I suspect he is not one of a kind, sadly.

Keep up the good work,

All the best,
Martin (Brussels)

Alison writes:

Hello TWIV crew!

In Chicago it is 85 degrees Fahrenheit / 29 degrees Celsius and mostly cloudy.

As a loyal TWIV listener I hear a lot of references to scientists past work with HIV. The term MSM, or men who have sex with men, is well known to all of you as a key demographic breakdown in HIV studies. Can you name a study that breaks down data by LGBTQ+ demographics? When it comes to SARS-COV-2/COVID-19 we have almost no facts on the intersections of the pandemic with SOGI individuals and communities. SOGI stands for sexual orientation and gender identity. 
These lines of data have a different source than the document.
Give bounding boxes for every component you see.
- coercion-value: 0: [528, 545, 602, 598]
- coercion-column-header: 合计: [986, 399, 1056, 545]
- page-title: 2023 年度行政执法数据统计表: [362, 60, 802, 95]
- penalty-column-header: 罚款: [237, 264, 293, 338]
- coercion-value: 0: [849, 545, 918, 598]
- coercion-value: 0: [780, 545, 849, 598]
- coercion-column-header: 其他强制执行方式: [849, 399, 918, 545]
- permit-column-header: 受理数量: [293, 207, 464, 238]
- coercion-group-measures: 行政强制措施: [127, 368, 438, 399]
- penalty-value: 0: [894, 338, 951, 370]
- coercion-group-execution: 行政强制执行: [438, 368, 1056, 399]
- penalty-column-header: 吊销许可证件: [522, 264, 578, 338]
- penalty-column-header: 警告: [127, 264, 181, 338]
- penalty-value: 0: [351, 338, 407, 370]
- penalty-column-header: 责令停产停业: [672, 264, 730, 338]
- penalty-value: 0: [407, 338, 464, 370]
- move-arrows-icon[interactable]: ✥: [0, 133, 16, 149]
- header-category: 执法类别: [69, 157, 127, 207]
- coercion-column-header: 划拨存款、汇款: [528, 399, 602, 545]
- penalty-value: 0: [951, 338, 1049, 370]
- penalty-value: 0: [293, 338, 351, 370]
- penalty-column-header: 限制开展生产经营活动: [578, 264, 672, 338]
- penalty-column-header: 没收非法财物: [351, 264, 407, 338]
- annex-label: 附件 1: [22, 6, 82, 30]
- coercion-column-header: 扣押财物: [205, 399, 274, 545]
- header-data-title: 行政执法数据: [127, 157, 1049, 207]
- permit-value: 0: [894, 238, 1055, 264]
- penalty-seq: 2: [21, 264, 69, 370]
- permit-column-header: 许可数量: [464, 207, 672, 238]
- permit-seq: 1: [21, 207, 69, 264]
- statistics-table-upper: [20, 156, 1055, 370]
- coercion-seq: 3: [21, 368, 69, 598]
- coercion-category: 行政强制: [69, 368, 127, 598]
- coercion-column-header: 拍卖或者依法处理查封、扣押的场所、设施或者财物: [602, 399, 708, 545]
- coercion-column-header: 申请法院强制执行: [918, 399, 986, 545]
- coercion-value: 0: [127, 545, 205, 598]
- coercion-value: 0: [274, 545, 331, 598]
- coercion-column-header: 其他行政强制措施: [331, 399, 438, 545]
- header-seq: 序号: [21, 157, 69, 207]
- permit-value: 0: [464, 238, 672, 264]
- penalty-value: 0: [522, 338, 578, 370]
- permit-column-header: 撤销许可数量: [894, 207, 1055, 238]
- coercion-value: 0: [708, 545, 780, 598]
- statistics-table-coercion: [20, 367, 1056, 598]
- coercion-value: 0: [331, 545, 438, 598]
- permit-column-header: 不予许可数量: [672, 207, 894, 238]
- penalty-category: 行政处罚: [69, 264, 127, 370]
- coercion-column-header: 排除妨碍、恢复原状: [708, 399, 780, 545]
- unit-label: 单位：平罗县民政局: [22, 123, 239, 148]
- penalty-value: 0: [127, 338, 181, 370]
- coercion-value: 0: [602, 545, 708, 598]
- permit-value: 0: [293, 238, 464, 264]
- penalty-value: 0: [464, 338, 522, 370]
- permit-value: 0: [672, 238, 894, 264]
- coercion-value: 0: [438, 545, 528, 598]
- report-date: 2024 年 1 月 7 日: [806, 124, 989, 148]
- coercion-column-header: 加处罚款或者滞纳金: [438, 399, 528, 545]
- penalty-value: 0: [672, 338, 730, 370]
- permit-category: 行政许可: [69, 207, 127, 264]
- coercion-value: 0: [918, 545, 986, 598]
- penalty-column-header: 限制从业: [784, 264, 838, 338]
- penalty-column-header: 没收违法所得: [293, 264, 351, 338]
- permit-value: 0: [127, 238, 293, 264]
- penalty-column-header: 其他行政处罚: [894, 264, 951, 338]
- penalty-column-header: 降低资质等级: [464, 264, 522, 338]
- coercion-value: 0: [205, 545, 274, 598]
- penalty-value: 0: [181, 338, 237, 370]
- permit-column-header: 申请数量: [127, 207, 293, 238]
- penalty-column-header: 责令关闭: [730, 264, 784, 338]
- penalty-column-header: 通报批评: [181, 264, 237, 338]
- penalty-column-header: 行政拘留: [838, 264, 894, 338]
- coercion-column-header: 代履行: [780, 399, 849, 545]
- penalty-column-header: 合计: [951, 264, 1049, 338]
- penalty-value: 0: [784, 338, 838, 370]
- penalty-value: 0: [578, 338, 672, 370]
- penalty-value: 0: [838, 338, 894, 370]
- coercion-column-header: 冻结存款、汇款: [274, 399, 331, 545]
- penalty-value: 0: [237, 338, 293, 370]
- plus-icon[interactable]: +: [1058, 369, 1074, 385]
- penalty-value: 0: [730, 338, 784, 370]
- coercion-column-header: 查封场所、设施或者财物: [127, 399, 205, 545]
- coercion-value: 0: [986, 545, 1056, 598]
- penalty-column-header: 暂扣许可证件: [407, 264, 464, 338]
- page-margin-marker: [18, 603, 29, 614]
I’m writing today to ask you to consider getting Microbe.TV to sign onto an open letter to Health Leaders requesting routine collection of SOGI data in health care settings. In short, the request is to have medical providers start collecting and reporting on SOGI data the same as for other demographic data like gender. I hope you can see how this work would be a contributor to your unified call for proactive pandemic, virus, and public health preparedness.

The National LGBTQI+ Health Roundtable, the National LGBT Cancer Network, GLMA (formerly the Gay and Lesbian Medical Association), The Trevor Project, and more have joined together in signing this letter in order to raise awareness that, as Vincent would say, “we just don’t have the data!” Organizational sign-ons to this letter would be a low effort, no cost way to send your patients, students, listeners, and colleagues the gift of data this Pride Month.

I am extremely appreciative in advance for your time and consideration about adding your organization to the group saying: “if you care about lives, collect the data.” 

How? Letter text and sign-on form here. Any organization welcome! 

https://docs.google.com/forms/d/e/1FAIpQLSet7AcSB0J-8_-oKVGFPhaGe_x8fqfZg09dTnX9koSvqRuAsQ/viewform

By when? Mon Jun 21st at 5 pm ET

Then? The National LGBT Cancer Network will post it, send it to the media, and of course send you a shareable so you can promote your involvement. 

Stay safe,

Alison (she/her/hers)

Victor writes:

Dear TWiV team,

It is sweaty hot in Bonn; I do not want to know the temperature.

May I suggest a listener pick? It is a wonderful, entertaining and well-sourced video by H. Bomber Guy on the Andrew Wakefield paper that claimed the MMR vaccine caused autism.

I knew the MMR-vaccine study that started the anti-vax movement was fraudulent, but I had not realized it was such a s*** show. The video is much too long for the internet age, but each time you think it cannot get worse, there is another pile-on that demonstrates it is even worse.